Мысли о Боге оказались прерваны приходом Стаса и Влады. Оля так и осталась сидеть на полу, лишь отодвинулась и прижалась спиной к батарее под окном. Парочка уселась на ее кровать. Влада жевала банан, Стас держал в руке банку пива. Он ухмылялся, но во взгляде присутствовало некое недовольство, как будто они с Владой о чем-то спорили.
- Мы хотели, - заговорил Стас. - Устроить небольшой сейшн под вечерок-вечерочек, но мне уже надоело торчать в вашей квартире. И все переносится на сейчас. Ясненько?
Оля смотрела в пол между своих ступней. Дрожь, расползавшаяся по телу, как муравьи, нашедшие беспомощную добычу, усиливалась. То, что с ней делали вчера вечером, было слишком больно, гораздо больней, чем раньше. Ей казалось, что больше она такого не переживет. Все, что угодно, только ни это.

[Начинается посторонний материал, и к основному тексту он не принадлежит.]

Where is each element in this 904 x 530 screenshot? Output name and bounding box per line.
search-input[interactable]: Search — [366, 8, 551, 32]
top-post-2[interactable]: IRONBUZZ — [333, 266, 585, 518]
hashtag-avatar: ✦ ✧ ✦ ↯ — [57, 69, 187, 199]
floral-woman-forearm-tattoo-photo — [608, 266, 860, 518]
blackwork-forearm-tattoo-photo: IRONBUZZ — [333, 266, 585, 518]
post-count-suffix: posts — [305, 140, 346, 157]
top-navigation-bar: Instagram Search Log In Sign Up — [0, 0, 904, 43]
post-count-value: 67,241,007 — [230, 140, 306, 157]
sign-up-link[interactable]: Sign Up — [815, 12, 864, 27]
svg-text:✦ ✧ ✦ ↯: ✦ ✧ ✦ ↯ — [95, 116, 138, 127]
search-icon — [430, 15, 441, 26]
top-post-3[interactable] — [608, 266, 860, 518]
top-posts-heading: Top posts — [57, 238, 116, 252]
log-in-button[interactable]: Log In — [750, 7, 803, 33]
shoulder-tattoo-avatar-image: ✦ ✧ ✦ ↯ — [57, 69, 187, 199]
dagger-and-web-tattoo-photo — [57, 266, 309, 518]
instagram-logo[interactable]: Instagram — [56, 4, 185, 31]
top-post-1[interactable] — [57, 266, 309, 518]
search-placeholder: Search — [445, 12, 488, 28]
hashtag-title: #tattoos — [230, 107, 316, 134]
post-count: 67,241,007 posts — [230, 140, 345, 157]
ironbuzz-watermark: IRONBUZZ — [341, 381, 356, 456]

- Тебе ясненько? - переспросил Стас, повысив голос.
Оля поспешно кивнула, на глаза опять навернулась пелена. Девушка уткнулась в колени лицом, думая, что надо попросить их не делать того, что было вчера, попросить до того, как все начнется, но не смогла произнести ни слова. Не облегчало состояние и то, что это, скорее всего, окажется последним глумлением на сегодня.
Парочка смотрела на нее, сидящую на полу, как на блохастую собачонку, которую не знаешь, куда вывезти, чтобы она не нашла дорогу назад. Стас морщился. Ему не хотелось в очередной раз иметь эту плаксивую сучку. Может, в другой раз желание появится, но не сегодня, это точно. Младшая сестренка подруги совсем расклеилась и отнюдь не выглядела возбуждающе. Влада требовала повторить вчерашний сеанс анального секса, прямо наседала на Стаса, но он при этой мысли испытывал лишь отвращение. Возможно, все дело в том, что он здесь засиделся. Неудивительно, больше суток находится в квартире. Ладно бы еще была зима, он бы не имел ничего против, но в такую погоду сидеть дома - настоящее извращение.
Когда он заявил, что Оля ему надоела, Влада надулась. Но уже через полчаса предложила такое, что он, признаться, засомневался. И в то же время не надо было трахать эту суку, в конце концов, она не королева красоты, сколько можно? Жаль, конечно, что сейчас день, подобные штучки лучше производить в темноте. Как ни странно, яркий свет может смущать и мужчину.
Влада вынула из кармана халата свечу и зажигалку, оглядела предметы, положила на письменный стол. Прошла к окну, задернула шторы. В спальне образовался полумрак. Ни ночь, конечно, подумал Стас, но кое-что.
- Сестричка, - обратилась она к Оле. - Как я поняла, тебе ужасно понравилось, когда тебя отодрали в задницу?
Оля подняла на нее распухшие глаза, заревела взахлеб.
- Только ни это, пожалуйста. Мне очень больно. Ну, пожалуйста.
Влада улыбнулась.
- Уговорила. Попка переносится на другой раз. На сегодня для тебя все. Тебя не хотят, - она хихикнула. - Но тебе придется помочь нам. Будешь стоять рядом со свечкой. Освещать. Чтобы Стас не промахнулся.
И она загоготала, довольная своей шуткой. Между тем Стас нервничал. Одно дело - драть эту потаскушку самому, и совсем иное, чтобы она смотрела, как ты занимаешься сексом со своей подругой. И хотя вперед его толкало какое-то животное любопытство, что если у него просто ничего не получится?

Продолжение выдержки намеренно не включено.